Recuerdo amigos contando céntimos para poder tomarse un café.

Haciendo el amago de sacar la cartera para pagar.

Sabiendo que no tenían dinero suficiente para hacerlo.

Gente que si no cogía el papel higiénico de los baños del centro comercial.

No llegaba a fin de mes.

Personas que ponían en horizontal la bombona para agotarla del todo.

Hasta que tenían que ducharse con agua fría porque no había para más.

Que tuvieron que quedarse en casa sin pandemia alguna.

A partir de mediados de mes.

Porque ya no se podía gastar nada.

Amigos que no podían compartir.

Porque compartir es un privilegio.

Que no se dejaban ayudar.

Porque dejarse hacía tambalear su dignidad.

La precariedad es un ancla que te sumerge en el ahora.
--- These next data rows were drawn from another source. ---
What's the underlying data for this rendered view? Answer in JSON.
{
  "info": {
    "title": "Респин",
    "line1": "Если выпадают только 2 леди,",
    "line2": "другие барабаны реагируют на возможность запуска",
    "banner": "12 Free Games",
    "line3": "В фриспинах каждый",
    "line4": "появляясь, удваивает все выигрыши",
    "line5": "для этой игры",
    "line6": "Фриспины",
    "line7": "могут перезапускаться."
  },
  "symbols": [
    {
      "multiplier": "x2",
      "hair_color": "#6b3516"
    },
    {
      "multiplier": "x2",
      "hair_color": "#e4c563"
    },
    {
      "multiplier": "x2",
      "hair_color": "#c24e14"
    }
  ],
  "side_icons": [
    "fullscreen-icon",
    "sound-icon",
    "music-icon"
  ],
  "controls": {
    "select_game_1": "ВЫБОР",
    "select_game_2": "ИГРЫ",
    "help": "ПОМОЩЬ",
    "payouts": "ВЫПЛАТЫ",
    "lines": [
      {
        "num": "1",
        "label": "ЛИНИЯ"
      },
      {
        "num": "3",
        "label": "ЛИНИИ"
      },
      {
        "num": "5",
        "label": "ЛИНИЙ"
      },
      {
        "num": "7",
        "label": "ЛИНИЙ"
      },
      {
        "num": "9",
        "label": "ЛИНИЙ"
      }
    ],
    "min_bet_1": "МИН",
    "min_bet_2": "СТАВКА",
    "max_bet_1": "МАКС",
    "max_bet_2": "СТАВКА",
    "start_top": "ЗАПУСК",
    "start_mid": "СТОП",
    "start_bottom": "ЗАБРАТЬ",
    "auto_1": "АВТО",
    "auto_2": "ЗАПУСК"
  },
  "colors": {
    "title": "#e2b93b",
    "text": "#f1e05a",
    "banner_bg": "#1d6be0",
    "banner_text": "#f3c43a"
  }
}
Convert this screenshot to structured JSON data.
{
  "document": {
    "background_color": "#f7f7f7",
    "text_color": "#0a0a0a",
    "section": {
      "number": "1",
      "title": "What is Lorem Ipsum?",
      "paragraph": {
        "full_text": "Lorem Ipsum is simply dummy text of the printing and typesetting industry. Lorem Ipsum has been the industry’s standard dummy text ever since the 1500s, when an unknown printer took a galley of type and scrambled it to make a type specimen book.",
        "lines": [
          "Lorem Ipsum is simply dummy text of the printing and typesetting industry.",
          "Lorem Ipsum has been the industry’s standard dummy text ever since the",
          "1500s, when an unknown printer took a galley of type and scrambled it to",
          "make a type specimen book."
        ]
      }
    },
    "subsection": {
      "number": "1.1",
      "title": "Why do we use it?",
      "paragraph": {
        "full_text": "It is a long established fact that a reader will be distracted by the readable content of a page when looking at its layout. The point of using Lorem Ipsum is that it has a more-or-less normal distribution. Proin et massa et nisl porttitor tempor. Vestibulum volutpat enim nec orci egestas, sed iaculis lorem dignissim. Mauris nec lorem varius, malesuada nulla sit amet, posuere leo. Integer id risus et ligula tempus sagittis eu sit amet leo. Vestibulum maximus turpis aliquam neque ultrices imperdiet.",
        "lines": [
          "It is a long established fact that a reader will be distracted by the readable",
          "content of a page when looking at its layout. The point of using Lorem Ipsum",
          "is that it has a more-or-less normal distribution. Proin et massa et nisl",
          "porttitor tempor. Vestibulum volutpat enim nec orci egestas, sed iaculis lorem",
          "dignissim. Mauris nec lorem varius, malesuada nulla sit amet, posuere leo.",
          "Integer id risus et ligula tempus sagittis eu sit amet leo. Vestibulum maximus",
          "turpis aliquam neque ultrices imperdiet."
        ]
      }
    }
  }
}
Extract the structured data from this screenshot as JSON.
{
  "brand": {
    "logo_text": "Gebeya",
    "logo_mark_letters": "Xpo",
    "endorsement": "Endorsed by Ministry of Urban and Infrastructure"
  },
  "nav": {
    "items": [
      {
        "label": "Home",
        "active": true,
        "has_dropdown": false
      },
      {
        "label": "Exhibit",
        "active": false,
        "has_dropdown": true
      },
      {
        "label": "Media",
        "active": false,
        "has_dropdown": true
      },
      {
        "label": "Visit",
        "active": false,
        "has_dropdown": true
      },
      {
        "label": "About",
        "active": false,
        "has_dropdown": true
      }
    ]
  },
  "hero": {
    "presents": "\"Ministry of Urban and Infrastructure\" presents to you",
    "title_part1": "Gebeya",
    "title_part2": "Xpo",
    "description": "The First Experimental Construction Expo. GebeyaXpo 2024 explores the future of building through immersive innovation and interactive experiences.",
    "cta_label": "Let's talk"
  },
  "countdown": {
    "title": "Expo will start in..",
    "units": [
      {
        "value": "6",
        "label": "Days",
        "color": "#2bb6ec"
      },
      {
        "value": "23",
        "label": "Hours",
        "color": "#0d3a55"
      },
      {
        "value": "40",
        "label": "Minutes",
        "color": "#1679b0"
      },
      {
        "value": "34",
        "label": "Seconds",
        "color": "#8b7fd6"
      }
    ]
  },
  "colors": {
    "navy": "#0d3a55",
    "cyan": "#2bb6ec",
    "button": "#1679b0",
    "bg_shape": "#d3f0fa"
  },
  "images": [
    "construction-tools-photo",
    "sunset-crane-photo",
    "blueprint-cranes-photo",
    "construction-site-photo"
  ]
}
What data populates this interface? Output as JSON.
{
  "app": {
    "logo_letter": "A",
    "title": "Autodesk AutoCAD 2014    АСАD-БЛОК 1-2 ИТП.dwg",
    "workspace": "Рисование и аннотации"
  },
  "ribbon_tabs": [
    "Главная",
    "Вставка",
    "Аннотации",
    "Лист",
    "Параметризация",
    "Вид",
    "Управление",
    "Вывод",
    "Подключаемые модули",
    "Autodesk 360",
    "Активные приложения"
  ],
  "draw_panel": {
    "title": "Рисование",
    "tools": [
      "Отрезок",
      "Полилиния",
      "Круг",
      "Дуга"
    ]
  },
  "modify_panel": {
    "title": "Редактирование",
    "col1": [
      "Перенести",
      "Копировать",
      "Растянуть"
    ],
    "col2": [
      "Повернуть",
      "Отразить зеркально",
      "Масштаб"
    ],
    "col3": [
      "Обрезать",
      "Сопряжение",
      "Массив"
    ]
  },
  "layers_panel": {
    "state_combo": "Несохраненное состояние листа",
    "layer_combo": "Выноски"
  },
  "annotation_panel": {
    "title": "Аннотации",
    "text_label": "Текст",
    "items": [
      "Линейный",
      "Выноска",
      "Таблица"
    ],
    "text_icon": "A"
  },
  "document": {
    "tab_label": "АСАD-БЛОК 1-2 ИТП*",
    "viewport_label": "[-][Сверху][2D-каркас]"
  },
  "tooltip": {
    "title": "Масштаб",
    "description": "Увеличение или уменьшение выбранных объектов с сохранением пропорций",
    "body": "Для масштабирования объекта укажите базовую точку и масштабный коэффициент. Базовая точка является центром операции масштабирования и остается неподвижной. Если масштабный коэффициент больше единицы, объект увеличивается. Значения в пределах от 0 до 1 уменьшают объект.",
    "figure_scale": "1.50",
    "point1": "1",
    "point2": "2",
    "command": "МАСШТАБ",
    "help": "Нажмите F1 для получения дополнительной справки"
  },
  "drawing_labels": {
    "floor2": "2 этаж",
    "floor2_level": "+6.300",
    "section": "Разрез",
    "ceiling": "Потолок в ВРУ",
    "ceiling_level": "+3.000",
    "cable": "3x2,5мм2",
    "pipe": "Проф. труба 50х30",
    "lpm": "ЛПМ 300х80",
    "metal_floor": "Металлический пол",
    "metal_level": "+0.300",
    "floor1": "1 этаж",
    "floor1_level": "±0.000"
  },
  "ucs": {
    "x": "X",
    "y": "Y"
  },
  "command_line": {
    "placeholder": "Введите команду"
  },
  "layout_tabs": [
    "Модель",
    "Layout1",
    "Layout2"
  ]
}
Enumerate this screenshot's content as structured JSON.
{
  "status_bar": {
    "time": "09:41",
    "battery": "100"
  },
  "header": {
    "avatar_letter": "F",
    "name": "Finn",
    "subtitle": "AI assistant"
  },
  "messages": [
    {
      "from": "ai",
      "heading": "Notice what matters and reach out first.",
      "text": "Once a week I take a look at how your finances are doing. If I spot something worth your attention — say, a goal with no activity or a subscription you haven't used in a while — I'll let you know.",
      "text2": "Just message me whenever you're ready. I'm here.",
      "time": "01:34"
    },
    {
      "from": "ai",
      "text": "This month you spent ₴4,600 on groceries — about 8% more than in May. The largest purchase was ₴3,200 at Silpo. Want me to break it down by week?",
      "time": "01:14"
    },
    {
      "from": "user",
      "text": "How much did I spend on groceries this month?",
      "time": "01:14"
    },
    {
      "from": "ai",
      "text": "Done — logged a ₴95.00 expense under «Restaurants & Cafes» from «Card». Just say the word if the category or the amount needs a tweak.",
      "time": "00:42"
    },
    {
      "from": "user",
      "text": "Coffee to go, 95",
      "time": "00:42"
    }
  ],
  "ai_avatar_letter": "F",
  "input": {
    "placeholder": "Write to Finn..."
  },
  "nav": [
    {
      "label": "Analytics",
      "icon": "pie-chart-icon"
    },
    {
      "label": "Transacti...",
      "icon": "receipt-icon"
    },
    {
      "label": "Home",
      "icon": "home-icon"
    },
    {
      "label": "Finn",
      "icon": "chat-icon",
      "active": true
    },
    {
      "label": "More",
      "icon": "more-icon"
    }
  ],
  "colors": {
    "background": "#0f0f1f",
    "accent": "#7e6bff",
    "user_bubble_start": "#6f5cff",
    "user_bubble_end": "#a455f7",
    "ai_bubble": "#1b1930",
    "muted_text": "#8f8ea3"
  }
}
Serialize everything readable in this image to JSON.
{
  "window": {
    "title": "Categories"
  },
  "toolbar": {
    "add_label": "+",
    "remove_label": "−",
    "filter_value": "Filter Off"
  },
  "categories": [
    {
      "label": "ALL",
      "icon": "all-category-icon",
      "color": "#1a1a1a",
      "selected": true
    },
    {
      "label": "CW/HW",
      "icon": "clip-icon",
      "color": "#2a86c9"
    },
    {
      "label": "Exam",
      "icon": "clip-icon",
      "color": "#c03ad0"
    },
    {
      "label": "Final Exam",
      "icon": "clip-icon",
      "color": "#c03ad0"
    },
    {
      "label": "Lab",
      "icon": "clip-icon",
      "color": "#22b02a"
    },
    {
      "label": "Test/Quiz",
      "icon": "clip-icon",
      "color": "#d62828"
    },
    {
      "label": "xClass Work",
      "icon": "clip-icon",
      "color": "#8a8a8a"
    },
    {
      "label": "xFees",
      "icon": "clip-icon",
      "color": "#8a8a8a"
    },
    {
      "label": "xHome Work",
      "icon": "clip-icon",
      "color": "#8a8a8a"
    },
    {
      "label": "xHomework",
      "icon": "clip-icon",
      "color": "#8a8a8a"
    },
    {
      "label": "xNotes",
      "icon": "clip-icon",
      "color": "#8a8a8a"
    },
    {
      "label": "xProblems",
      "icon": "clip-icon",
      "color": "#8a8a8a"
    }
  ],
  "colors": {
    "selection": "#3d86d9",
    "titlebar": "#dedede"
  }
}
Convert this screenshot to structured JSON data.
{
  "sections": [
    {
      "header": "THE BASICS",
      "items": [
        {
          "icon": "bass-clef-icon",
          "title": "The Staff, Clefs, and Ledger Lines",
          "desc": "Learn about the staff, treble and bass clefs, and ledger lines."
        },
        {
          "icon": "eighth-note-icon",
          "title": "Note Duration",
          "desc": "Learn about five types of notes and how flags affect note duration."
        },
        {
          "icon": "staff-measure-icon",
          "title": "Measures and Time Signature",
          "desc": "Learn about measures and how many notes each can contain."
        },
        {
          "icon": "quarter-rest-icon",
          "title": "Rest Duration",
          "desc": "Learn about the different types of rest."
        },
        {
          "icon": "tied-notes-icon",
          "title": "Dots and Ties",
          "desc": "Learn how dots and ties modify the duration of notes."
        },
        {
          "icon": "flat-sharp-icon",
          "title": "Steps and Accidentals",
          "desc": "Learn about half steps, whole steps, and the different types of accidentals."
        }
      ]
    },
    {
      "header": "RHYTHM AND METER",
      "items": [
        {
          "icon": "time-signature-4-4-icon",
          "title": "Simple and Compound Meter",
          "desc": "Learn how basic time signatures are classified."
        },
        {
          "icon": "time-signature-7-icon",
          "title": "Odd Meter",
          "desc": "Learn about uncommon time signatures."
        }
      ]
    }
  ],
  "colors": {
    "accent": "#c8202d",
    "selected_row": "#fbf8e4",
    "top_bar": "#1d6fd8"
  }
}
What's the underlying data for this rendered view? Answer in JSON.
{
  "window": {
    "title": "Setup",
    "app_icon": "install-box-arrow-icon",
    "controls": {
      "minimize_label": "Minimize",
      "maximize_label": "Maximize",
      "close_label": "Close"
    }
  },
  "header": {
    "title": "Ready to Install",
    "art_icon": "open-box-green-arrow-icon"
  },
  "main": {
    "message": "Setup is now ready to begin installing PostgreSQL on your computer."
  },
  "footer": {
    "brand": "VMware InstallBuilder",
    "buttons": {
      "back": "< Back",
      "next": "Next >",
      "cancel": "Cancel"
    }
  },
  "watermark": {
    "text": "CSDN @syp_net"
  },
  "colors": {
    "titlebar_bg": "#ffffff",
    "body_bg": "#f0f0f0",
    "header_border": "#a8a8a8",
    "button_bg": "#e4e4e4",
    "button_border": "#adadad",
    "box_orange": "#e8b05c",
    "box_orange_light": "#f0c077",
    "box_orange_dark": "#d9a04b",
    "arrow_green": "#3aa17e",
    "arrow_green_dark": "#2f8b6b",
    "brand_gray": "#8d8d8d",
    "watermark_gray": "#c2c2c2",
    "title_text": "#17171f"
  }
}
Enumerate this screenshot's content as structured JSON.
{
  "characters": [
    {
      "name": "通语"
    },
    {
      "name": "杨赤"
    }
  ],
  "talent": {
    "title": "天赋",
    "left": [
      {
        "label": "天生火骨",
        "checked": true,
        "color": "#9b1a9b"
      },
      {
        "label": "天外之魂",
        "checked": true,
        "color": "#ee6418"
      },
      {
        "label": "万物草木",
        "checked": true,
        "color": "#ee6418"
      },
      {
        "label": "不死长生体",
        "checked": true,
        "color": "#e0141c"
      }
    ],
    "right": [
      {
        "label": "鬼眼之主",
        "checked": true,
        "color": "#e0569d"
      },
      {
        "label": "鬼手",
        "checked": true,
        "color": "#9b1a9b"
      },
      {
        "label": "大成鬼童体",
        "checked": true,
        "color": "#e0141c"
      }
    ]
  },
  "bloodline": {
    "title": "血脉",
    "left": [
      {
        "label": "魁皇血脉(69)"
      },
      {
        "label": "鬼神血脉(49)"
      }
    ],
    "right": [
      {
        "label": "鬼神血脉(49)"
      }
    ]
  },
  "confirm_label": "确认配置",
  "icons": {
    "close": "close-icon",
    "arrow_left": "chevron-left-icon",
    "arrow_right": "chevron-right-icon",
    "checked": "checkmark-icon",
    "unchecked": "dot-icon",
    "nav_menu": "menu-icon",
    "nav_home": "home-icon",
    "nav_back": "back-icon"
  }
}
Pero no como la meditación de manera voluntaria y hermosa.

Sino desde la obligatoriedad.

La precariedad son unos zapatos hechos de arena movediza.

Un reloj roto.

Que impide que puedas imaginar.

¿Cómo se vive una vida sin poder imaginar?

Sin futuro.

La precariedad hace las vidas menos posibles.

Invivibles.

Secuestra los días y las noches.

Te hace pensar que no sirves.

Que vales aquello que te pagan.

Que no es nada.

Que si estás en una situación precaria es tu culpa.

Porque no te esforzaste lo suficiente.

Dicen que el trabajo dignifica.

Pues será aquel que no es precario y te condena a un simulacro de existencia.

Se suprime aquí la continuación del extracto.